Two different Views of the same data

I have a graph of sorts represented in memory, what I want to do is be able to review it in two different ways, its likely
nodea->nodeb->nodec could be nodea->nodec where nodea becomes nodea and b
if i draw out the first example that says nodea->nodeb->nodec is there anyway I can say… nodeb.visible = false and then have nodea and nodec connected together still?

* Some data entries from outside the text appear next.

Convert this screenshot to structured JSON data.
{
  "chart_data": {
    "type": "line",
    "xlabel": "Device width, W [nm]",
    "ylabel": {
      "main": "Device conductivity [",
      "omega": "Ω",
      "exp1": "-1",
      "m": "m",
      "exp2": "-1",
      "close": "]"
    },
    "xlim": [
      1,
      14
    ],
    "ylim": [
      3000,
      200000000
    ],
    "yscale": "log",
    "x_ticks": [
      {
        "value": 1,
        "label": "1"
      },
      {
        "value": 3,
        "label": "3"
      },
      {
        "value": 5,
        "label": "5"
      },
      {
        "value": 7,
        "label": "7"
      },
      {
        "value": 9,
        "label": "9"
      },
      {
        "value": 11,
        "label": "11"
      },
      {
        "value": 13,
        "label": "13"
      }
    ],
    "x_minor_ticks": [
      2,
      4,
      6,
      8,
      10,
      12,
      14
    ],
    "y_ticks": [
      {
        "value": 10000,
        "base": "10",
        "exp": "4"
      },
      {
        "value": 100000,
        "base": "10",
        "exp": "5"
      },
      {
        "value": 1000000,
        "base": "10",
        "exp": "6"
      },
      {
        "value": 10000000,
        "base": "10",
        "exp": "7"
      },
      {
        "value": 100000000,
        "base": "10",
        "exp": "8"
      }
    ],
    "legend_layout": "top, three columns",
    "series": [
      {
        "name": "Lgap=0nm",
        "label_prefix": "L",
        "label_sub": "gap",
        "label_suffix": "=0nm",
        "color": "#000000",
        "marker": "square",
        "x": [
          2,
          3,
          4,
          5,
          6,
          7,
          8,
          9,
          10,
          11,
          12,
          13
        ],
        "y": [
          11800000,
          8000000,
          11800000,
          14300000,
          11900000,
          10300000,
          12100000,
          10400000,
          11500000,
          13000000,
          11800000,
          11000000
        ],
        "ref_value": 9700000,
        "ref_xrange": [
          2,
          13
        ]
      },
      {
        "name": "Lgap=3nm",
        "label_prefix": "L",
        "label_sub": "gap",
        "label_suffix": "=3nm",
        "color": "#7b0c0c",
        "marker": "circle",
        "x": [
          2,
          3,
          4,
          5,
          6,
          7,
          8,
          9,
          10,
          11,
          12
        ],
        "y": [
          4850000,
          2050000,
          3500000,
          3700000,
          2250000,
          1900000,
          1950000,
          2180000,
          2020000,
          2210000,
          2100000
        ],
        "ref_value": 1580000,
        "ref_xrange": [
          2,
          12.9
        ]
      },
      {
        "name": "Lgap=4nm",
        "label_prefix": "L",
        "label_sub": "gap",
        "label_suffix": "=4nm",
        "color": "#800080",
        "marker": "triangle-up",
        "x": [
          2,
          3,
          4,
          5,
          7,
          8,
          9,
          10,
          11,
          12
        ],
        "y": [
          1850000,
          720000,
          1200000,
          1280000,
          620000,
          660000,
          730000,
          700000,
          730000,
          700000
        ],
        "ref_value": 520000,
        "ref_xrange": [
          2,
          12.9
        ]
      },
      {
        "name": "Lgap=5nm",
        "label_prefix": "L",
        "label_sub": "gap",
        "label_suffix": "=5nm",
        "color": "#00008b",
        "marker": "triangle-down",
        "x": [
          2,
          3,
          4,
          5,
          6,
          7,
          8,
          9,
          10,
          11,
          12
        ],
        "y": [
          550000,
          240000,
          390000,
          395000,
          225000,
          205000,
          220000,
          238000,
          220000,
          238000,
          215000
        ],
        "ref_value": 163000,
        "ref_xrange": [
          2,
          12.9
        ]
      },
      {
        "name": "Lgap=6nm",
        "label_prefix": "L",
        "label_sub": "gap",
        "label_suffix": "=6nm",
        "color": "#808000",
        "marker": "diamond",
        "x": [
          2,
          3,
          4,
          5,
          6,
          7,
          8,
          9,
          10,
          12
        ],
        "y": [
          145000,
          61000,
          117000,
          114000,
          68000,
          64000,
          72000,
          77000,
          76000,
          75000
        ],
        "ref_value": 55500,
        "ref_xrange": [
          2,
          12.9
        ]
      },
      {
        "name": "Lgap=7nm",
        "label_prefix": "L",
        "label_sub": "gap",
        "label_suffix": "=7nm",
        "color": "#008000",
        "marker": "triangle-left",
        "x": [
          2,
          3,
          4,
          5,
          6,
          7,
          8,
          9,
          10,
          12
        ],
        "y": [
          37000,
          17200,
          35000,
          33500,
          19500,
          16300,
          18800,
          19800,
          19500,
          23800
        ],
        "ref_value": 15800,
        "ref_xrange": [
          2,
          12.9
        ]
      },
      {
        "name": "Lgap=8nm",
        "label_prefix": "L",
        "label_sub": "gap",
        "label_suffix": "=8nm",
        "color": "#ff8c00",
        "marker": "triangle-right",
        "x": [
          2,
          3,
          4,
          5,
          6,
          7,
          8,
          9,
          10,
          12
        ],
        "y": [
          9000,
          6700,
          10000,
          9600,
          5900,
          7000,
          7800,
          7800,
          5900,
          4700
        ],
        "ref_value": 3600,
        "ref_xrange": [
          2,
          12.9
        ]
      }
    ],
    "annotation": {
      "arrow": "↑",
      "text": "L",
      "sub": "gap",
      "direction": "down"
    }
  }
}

The easiest thing would be to make B not Visible and all of the links that connect to B, and then make a link from A to C Visible.
foreach (IGoLink link in B.Links) { link.GoObject.Visible = false; }
Conversely, when you make B and its links Visible, you need to make not Visible the links that connect nodes at the ends of the links that just became Visible.
OK, so here is some completely untested code, generalized for any kind of node, handling all links coming into the node (source links) and all links going out of the node (destination links) and all links that go directly from source ports to destination ports:
public void ShowNode(IGoNode B, bool show) {
B.GoObject.Visible = show;
foreach (IGoLink inlink in B.SourceLinks) {
// change the Visible property for all of B’s input links
inlink.GoObject.Visible = show;
IGoPort src = inlink.FromPort;
foreach (IGoLink outlink in B.DestinationLinks) {
// change the Visible property for all of B’s output links
outlink.GoObject.Visible = show;
// find any links that directly connect source ports to destination ports
IGoPort dst = outlink.ToPort;
foreach (IGoLink direct in src.DestinationLinks) {
if (direct.ToPort == dst) {
// and give them the opposite Visible property value
direct.GoObject.Visible = !show;
Pardon me if there are any bugs; I hope you get the idea for how to traverse a graph.

thank you very much…
you have just answered one of my questions in advance… well done ;-)
I was wondering if it had any re-linking algorithm…
if a…b…c…d are connected… I want to show a… b… c… d as one node only and maintain the links incoming from a and outgoing from d… is that possible?

Are you trying to achieve something different than what you described in your original post? Or can you get what you want by hiding B, C, and D, using the code I posted earlier, and making sure there are links from A to all of D’s destinations?